Members of the art faculty at LBCC invited the three to exhibit because of the quality and diversity of their art, according to art department chair Gary Westford. “We want to showcase the vitality of creative work being done by artist in the mid-valley,” Westford said. “Bev, Carol and Cynthia are great examples of the incredible wealth of talent we have right here in our own backyard.”
Soasey creates mixed-media assemblages that combine painting, drawing, collage and found objects to tell a story. She has exhibited widely in the Northwest and beyond over the past three decades. As the coordinator of the Jacobs Gallery in Eugene, she is also known for her jurying and curatorial work in the area.

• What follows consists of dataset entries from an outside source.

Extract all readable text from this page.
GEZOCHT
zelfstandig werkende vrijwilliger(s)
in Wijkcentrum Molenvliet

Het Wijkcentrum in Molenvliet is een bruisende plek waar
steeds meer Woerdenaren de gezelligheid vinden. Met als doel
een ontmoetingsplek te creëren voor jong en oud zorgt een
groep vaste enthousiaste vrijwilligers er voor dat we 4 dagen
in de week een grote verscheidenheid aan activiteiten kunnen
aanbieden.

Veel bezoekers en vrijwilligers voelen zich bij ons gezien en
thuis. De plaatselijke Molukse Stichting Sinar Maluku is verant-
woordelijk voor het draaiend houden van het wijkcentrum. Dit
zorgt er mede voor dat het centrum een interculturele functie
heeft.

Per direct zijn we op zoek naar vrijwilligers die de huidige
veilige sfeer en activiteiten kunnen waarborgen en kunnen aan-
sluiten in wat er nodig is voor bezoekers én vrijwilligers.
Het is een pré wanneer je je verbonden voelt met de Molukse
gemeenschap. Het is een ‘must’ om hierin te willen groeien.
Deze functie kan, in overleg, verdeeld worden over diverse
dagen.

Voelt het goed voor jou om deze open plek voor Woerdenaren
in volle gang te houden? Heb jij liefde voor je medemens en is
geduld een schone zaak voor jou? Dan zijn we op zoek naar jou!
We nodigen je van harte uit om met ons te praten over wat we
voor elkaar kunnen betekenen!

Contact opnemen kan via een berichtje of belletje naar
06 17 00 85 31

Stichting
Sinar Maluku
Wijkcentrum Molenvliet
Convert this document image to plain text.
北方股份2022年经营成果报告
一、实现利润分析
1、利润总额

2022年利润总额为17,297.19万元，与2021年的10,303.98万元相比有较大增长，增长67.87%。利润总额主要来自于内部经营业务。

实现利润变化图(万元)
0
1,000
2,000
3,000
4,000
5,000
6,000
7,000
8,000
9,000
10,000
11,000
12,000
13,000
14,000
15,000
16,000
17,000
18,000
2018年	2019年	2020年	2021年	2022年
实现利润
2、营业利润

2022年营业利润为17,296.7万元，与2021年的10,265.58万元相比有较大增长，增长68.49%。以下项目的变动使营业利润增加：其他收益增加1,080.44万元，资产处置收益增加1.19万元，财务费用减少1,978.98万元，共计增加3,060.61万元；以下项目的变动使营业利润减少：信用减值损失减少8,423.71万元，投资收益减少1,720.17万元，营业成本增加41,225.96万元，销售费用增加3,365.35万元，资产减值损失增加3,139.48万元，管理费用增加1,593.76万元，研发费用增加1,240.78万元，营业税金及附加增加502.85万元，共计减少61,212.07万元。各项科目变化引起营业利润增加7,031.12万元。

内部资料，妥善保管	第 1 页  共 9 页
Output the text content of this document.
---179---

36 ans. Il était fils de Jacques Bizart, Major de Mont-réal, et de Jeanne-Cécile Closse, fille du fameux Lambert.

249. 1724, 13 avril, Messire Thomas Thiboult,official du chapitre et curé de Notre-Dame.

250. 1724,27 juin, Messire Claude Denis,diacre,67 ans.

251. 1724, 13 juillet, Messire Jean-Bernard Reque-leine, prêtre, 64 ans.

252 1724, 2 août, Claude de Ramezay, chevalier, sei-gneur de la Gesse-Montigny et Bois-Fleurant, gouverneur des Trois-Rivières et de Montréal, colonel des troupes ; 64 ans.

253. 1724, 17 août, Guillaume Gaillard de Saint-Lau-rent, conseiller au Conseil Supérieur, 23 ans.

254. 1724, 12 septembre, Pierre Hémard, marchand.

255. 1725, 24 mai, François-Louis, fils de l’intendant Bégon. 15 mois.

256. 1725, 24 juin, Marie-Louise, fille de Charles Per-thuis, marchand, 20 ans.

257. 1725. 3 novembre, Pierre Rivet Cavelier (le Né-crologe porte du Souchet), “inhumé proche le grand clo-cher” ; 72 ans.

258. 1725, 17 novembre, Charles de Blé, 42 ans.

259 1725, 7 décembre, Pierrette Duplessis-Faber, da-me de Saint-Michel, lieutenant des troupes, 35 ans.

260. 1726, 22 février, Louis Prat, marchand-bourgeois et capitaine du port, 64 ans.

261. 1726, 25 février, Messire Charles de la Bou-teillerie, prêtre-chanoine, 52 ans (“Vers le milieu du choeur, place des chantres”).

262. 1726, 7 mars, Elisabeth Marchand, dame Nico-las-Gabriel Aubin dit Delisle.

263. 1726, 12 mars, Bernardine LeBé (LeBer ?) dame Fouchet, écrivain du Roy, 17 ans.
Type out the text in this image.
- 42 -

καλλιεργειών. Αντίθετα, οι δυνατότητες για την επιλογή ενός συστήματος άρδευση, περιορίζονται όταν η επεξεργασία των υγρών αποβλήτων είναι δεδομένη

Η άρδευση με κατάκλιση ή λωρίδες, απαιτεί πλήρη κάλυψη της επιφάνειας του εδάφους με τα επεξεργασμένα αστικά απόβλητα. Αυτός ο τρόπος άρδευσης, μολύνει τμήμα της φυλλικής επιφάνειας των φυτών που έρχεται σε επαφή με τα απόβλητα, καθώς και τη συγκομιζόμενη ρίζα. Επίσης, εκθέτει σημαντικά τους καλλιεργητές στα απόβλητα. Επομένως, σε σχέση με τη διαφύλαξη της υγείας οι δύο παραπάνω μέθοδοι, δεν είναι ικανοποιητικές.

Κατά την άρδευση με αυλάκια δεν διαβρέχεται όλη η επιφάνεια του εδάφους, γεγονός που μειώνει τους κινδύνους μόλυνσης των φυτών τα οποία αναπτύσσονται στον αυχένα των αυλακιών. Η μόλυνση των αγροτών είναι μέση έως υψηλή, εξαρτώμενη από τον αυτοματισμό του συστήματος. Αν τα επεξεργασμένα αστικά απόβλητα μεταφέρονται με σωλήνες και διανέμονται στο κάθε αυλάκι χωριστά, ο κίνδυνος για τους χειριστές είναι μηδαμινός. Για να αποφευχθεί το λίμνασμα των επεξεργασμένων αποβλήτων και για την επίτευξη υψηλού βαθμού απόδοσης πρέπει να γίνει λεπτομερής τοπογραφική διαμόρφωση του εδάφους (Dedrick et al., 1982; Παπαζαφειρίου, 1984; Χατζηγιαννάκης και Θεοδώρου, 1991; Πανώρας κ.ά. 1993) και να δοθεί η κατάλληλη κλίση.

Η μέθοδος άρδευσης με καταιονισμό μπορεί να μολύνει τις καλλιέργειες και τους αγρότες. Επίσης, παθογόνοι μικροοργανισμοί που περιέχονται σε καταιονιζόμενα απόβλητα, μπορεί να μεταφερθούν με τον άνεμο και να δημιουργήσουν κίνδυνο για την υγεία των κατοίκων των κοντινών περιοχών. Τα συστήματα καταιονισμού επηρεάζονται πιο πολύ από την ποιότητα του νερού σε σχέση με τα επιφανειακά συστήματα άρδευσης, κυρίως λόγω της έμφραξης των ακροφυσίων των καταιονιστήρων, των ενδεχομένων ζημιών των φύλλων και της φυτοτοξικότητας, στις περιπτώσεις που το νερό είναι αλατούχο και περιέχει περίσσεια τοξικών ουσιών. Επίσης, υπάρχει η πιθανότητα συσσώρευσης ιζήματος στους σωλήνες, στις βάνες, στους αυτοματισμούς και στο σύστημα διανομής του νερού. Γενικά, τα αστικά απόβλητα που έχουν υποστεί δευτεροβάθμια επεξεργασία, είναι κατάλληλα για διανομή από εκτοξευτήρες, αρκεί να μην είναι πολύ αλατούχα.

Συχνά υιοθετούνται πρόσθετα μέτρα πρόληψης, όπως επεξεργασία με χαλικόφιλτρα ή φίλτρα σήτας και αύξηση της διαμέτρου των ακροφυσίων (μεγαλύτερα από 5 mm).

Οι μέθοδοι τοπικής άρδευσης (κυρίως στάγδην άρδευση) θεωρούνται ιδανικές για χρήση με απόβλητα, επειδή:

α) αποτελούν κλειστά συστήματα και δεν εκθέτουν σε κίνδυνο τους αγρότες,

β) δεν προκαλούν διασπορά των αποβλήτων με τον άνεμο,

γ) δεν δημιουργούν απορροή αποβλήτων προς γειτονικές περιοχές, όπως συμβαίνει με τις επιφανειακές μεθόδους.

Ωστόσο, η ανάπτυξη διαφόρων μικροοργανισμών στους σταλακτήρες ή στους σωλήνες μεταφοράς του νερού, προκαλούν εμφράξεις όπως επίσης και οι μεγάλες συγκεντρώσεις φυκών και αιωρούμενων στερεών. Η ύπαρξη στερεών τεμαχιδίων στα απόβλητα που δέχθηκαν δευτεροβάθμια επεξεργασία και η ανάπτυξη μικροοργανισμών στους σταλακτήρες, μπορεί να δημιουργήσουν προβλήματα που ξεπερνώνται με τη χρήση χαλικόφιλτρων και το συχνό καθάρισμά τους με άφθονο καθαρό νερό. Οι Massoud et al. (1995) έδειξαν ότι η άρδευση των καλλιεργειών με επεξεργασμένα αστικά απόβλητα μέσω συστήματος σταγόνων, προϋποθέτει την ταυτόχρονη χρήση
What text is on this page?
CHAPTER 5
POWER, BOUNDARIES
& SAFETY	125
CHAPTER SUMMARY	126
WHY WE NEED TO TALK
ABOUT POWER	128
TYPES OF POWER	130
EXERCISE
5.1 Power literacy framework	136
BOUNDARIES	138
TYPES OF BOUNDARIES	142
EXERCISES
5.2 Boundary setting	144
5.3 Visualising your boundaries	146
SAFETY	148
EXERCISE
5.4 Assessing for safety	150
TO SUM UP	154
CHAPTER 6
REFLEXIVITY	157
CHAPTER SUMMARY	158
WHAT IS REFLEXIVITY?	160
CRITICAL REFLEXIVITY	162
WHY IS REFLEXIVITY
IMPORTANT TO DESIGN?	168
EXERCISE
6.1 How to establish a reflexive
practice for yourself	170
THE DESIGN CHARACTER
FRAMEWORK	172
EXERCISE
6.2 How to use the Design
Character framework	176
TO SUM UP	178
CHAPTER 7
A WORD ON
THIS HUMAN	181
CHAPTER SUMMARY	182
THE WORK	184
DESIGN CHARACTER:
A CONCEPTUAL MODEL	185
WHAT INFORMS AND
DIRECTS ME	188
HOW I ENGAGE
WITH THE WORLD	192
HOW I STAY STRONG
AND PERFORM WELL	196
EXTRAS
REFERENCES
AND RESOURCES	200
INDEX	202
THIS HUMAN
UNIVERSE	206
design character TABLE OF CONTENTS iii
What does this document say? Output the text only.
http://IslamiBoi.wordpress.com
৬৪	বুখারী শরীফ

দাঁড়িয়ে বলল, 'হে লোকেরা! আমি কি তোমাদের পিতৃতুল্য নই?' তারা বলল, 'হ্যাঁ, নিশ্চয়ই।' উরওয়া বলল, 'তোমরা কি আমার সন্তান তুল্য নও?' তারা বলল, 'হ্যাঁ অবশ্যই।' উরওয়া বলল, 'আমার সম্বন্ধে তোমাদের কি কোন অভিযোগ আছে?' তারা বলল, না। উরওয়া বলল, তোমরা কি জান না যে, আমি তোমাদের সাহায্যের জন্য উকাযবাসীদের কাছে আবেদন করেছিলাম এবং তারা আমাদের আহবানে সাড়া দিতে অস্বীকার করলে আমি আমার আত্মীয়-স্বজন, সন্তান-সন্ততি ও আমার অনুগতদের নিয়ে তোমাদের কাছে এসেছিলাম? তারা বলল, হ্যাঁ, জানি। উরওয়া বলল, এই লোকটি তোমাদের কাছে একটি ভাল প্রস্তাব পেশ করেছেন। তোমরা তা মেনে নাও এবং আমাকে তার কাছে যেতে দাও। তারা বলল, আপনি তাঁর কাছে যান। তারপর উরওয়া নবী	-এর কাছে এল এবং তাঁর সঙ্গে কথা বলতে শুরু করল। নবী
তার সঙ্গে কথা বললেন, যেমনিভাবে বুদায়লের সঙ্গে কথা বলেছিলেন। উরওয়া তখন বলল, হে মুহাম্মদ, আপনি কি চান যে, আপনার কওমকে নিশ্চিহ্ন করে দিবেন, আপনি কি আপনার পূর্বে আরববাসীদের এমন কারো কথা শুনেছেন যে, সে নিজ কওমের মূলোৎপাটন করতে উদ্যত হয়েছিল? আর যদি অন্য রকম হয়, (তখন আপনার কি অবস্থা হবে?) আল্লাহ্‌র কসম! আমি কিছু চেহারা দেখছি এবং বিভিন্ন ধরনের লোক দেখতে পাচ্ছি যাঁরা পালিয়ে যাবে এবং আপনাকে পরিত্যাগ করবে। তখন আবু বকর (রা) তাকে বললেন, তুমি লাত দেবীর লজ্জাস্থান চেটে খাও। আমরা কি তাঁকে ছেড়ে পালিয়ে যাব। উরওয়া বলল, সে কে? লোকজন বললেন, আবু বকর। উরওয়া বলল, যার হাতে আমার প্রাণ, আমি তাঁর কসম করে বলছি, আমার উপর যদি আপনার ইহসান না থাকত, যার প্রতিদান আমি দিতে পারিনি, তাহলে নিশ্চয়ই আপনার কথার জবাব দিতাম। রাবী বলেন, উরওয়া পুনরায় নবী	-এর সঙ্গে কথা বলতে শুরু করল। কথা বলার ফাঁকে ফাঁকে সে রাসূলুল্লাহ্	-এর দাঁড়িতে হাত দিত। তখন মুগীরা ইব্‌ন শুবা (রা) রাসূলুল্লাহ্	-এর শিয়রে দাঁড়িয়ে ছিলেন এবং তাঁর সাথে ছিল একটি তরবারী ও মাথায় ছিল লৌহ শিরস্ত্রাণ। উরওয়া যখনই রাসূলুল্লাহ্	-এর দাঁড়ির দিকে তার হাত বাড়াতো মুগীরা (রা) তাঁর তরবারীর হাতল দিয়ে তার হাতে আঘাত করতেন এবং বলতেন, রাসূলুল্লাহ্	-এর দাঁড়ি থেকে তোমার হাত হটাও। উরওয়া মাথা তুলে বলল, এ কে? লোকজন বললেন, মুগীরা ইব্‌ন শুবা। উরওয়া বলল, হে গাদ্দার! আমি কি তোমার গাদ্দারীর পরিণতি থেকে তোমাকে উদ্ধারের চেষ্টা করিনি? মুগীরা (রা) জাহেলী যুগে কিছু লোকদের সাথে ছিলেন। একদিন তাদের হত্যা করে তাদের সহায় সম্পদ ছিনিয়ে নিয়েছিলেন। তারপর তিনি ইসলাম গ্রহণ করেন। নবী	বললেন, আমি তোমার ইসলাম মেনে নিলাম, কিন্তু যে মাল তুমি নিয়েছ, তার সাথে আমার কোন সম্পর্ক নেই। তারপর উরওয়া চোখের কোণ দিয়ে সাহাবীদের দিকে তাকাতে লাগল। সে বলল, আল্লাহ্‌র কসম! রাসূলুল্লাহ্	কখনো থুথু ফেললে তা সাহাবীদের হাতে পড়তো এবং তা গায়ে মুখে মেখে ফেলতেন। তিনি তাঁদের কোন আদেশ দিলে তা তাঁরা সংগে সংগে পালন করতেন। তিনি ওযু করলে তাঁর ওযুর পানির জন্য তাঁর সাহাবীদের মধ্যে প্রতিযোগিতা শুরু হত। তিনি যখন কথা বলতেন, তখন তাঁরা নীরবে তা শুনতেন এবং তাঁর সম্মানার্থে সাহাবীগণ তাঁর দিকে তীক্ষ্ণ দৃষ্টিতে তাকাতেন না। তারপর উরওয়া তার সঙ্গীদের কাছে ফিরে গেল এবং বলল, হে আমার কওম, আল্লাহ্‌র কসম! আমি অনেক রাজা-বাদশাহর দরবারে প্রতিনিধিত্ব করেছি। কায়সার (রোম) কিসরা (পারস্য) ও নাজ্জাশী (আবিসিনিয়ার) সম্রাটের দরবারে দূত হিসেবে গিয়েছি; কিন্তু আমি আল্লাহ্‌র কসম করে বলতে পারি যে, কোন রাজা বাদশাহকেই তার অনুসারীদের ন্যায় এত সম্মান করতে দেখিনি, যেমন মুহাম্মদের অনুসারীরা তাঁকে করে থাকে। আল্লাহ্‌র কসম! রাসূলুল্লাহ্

“Assemblage requires having inspiration and ideas around all of the time, always invading my thoughts,” she says in explaining her work. “My studio is overgrown with stuff: photos, books, bird wings, scraps of metal and ideas saved in various forms. There are boxes full of secrets and boxes waiting to be filled.”
Herron’s colorful acrylic paintings express the mood and atmosphere of the Willamette Valley landscape, tracing a fine line between representation and complete abstraction. She describes her paintings as “individual poems to the land.”
“Nature is my subject,” she says. “Experience and transformation are my subjects. I want to bring the wildness and beauty of nature to others.”
Herron moved to the Pacific Northwest in 2004 after living, studying and painting in the Southwest for 25 years. She currently teaches art foundation classes at Chemeketa Community College in Salem as well as at LBCC.
Hausser, who has been teaching art at Chemeketa for the past 30 years under her married name, Carol Bibler, works in watercolor to create colorful, complex geometric abstract paintings, some as large as four feet by five feet.
Her paintings pull the viewer into an inner universe where time and space assume a fantastical visual logic. “My typical subject might be described as mysterious, free-association movements, unfolding, and unraveling, almost tangible, yet illusory,” Hausser explains.
Her work is in the art collections of the State of Oregon, Hallie Ford Museum of Art and the Microsoft Corp., and has been widely exhibited in the Northwest over the years.
The three artists will be exhibiting on both floors of the NSH Gallery, which is open weekdays from 8 a.m. to 7 p.m.